Thing #16 LibraryThing

I am interested in historical fiction about the Alamo. I found a list of these books on Library Thing using the tagmash Alamo, fiction, and Texas. Students seem to remember the dry history facts when you teach them along with historical fiction that pulls on their heart strings. The history becomes real for them when you put real people into the situations.
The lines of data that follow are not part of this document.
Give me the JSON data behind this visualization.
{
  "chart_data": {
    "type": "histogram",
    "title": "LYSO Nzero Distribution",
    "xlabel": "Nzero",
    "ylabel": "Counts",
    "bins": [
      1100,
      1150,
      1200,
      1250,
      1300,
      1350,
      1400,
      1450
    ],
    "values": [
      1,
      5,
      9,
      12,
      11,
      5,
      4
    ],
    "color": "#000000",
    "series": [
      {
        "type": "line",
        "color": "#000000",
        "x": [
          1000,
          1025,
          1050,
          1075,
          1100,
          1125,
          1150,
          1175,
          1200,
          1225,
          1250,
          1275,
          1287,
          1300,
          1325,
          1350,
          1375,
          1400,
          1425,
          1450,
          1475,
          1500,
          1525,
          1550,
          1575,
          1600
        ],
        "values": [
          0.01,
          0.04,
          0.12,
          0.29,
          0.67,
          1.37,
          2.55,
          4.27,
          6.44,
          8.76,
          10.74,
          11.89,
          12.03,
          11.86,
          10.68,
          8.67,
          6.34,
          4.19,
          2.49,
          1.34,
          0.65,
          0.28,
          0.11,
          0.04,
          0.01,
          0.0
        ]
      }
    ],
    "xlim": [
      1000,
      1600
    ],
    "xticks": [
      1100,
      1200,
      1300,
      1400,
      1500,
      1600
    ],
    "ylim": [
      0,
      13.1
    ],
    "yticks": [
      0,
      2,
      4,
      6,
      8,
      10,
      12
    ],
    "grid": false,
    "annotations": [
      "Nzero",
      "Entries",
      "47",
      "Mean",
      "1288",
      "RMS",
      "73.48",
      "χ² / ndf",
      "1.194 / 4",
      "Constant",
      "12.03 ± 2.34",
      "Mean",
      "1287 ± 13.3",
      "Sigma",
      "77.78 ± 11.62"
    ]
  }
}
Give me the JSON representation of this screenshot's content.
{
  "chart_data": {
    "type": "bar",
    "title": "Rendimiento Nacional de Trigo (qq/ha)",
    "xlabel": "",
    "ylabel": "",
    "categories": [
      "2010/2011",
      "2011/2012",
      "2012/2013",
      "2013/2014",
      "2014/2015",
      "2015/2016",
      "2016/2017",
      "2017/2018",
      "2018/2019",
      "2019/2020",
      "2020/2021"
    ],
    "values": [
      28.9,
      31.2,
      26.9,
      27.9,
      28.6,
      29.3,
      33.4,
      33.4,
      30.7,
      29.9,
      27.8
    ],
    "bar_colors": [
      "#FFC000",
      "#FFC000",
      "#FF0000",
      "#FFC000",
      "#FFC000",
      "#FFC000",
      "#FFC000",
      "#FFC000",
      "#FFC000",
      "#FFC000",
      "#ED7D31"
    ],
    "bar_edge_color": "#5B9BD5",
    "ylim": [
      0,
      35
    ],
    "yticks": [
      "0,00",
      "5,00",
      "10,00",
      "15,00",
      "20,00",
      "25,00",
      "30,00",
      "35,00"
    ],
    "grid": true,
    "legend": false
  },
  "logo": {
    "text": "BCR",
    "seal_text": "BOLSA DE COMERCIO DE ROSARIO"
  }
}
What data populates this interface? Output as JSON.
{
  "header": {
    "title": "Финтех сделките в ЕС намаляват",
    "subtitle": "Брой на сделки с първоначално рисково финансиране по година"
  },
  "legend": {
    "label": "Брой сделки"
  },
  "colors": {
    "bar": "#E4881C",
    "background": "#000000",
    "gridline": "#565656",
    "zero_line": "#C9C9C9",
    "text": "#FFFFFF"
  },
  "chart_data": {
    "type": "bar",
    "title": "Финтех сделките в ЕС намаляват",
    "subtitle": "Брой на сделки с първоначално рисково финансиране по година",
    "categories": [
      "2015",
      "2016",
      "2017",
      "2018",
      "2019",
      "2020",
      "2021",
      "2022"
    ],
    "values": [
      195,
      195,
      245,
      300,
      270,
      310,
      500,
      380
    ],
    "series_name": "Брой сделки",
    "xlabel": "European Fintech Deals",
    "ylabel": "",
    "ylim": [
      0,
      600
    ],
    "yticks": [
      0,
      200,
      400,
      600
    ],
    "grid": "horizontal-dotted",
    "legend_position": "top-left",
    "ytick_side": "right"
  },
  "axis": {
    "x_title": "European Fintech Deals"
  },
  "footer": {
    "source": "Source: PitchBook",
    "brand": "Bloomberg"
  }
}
One book in particular, Make Way for Sam Houston, piqued my interest (1) because it's a biography
and (2) an in depth study of Sam Houston would allow for a deeper understanding of the issues and controversies faced by the people living in Texas during the early 1800s and (3) Sam Houston also lived with the Cherokee, so a lot of Texas history could be coverered and connected through this.

I love how I can find a list of books so fast. Some of my favorite lessons are the ones I can teach through integrated literature. I think I would use LibraryThing often.

Zeitgeist was helpful in finding a good book to read, but I am not one to read the most popular books (just not into vampires and witchcraft). I did find Animal Farm by George Orwell under the top books list and remembered that I wanted to read that myself.

The 50 book challenge was an interesting idea for the classroom. I like for my students to read a variety of genres, and this might be a way to set that up and maintain it. At a glance, it looks like one has to join before you can set it up though. I am thinking I'd rather keep an online classroom list a little more private, like a joined wiki page, since children's names would be on the list.

I also want to remember this link to a list of wordless picture books to use with 4th grade writing lessons. The tagmash was picture books, wordless. Beginning writers can collaborate on a descriptive story using a picture book. It's interesting to compare stories from the same picture book. Children learn from each other as they compose their own descriptions and details of events from looking at the pictures. I like wordless books with colorful, detailed pictures.